The Kelvin Clippers football players hope to honour their school with a league championship on Friday. But first, they'll honour the memory of a lost classmate.
When the Clippers kick off against the Grant Park Pirates in the Winnipeg High School Football League's 2012 Free Press Bowl at 5 p.m. at Canad Inns Stadium, each Clippers player will wear a custom-designed decal on his helmet with the initials J.R. in memory of Grade 12 Kelvin student Julia Romanow, who died in a vehicle crash on Nov. 1.
Clippers defensive back Ryan Ewashko, 17, helped design the decal, which was printed at the school's print shop. He said 60 were printed and shared with the school's male and female hockey teams as well as the football team.
"Lots of guys on our team were good friends of the people in the crash and this is just a small way that everyone can remember her and the good person she was," said Ewashko, 17, who went to Romanow's memorial service last Tuesday.
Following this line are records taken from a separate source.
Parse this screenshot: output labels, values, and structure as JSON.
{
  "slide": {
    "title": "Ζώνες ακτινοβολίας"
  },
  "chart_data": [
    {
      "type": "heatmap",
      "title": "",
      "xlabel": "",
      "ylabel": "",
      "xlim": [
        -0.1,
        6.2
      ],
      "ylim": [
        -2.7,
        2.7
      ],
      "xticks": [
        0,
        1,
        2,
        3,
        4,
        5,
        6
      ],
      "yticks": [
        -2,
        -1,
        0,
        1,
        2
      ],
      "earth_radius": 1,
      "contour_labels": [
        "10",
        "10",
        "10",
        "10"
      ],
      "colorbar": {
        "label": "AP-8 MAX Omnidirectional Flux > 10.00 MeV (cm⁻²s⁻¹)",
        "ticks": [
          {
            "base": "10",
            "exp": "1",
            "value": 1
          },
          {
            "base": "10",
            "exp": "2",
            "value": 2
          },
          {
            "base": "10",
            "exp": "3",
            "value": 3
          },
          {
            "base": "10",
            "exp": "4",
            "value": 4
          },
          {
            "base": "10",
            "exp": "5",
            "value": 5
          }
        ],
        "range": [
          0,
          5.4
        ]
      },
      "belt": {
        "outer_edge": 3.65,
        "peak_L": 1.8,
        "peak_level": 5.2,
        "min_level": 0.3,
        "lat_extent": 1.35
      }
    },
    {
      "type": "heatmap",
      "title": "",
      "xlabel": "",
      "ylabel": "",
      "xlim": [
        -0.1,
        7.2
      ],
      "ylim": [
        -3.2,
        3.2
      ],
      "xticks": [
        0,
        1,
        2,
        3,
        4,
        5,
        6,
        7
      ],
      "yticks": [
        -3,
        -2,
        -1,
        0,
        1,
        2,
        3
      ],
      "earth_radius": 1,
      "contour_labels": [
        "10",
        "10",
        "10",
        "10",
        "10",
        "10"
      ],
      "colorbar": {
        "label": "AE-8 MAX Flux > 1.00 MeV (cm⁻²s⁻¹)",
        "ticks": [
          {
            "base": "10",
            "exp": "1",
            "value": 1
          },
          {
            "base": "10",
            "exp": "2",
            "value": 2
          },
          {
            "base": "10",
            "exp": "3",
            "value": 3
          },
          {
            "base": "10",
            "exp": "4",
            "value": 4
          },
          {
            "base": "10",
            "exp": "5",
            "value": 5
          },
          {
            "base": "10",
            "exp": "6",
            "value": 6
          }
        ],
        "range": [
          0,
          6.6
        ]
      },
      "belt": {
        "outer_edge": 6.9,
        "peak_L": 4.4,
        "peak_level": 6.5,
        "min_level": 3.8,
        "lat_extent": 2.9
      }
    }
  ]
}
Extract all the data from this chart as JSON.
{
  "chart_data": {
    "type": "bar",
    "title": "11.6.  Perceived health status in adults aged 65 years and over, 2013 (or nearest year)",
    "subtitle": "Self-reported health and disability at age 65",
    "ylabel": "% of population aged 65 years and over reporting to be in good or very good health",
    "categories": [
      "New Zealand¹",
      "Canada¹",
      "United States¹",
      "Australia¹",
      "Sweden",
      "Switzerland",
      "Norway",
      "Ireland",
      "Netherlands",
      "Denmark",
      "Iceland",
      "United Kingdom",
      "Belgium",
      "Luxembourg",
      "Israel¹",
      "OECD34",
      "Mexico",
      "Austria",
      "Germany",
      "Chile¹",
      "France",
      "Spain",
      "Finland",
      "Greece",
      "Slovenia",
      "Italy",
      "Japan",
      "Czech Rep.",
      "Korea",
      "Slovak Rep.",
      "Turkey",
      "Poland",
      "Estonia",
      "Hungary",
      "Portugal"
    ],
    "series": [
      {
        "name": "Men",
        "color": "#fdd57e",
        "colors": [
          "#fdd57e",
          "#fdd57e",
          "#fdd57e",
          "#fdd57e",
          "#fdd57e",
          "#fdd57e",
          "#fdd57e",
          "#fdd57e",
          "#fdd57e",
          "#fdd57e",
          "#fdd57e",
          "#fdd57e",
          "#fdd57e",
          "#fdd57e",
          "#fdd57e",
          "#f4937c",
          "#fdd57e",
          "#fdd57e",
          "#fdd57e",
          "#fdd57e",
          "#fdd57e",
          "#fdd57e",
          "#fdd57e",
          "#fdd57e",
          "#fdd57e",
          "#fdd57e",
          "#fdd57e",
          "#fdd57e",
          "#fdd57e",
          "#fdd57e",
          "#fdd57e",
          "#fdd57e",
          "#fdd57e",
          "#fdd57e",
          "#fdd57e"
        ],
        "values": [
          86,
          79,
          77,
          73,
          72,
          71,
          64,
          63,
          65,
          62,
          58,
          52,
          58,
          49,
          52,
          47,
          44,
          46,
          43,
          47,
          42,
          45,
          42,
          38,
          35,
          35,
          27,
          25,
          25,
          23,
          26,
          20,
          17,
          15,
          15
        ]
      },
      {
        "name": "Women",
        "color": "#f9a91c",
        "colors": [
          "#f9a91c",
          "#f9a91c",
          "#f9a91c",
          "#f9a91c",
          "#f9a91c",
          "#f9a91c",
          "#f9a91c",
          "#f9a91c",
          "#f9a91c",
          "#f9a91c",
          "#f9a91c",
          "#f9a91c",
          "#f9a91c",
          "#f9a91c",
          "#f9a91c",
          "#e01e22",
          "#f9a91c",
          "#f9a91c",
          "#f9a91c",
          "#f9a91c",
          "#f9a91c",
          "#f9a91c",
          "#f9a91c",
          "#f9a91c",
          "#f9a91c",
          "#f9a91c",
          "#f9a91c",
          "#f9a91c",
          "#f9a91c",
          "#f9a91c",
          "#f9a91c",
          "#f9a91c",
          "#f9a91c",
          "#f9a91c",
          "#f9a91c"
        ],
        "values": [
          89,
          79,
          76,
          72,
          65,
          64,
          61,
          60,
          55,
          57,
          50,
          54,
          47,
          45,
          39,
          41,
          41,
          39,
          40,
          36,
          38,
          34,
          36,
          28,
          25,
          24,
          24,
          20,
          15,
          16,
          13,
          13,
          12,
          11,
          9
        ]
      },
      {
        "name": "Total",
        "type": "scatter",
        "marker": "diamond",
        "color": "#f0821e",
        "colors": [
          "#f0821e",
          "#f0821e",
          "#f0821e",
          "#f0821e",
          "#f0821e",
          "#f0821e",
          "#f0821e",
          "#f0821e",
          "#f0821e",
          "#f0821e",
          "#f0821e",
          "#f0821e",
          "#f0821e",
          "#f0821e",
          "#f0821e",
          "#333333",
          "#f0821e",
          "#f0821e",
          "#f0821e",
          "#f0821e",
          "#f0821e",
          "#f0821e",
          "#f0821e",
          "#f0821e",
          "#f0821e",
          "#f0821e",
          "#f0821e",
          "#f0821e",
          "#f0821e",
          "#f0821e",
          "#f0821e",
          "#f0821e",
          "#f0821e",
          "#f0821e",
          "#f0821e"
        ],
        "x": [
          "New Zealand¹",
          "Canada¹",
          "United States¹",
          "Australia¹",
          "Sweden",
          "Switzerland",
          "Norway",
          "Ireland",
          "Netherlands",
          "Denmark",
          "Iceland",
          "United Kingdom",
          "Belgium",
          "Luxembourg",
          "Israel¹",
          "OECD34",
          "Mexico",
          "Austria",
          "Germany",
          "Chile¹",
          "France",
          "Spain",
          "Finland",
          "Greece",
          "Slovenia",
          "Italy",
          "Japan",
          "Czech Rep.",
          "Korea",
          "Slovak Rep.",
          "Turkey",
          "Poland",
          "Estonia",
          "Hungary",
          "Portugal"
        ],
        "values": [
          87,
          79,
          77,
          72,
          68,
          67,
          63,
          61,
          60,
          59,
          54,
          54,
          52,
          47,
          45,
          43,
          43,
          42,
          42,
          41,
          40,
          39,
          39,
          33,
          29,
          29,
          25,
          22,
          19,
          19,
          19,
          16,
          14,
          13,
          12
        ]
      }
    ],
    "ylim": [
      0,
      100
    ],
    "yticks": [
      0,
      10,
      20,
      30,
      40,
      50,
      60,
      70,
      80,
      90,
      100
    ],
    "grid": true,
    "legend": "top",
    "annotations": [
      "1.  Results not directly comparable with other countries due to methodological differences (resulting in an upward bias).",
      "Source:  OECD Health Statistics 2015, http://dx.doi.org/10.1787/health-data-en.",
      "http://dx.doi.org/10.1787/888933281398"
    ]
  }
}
He found out about Romanow's death prior to his team's semifinal game on Nov. 1.
"I feel so terrible for her family. We just wanted to find a way to pull everyone together."
Romanow and four other Kelvin students were travelling in an SUV during the lunch hour on Nov. 1 when the vehicle lost control on a sharp turn on Wellington Crescent near Assiniboine Park and hit a tree. Romanow was thrown from the vehicle. Police said speed was a factor and Romanow was likely not wearing a seatbelt.
Quarterback Kristian D'Ignazio, 17, said the helmet decals are a way to acknowledge the students' pain and show respect for Romanow's memory.
"I look around the halls and everyone at our school has been affected by this nightmare," said D'Ignazio.
"We'll be playing with heavy hearts but we still have to take care of business. She was a great girl and she'll be there with us."
Clippers head coach Jon Romu said the team is donating the gate receipts from the semifinal game to the newly established Julia Romanow-Bear (Sewinikan Buffalo-Bear) Scholarship at the University of Winnipeg for registered students of indigenous ancestry.
"I'm proud of our guys. The biggest thing is they just wanted to do something. When you have a loss, it can be part of the healing process to do something," said Romu.
He said the team also donated the gate receipts from their quarter-final game against the West Kildonan Wolverines to the family of Wolverines head coach Neville Scarlett, who is waiting for a heart transplant. Romu and Scarlett were teammates on the University of Manitoba Bisons football team.
"The last two playoff games weren't about football for us. They were about trying to help other people," said Romu.
"I've been a football coach for 10 years now. We're teaching these guys football but some day they're all going to be husbands, fathers, role models. If we can help them be leaders in society and good citizens, then we've really done something."
Donations to the Romanow-Bear scholarship can be made c/o The University of Winnipeg Foundation, 901-491 Portage Ave., Winnipeg, Man., R3B 2E4.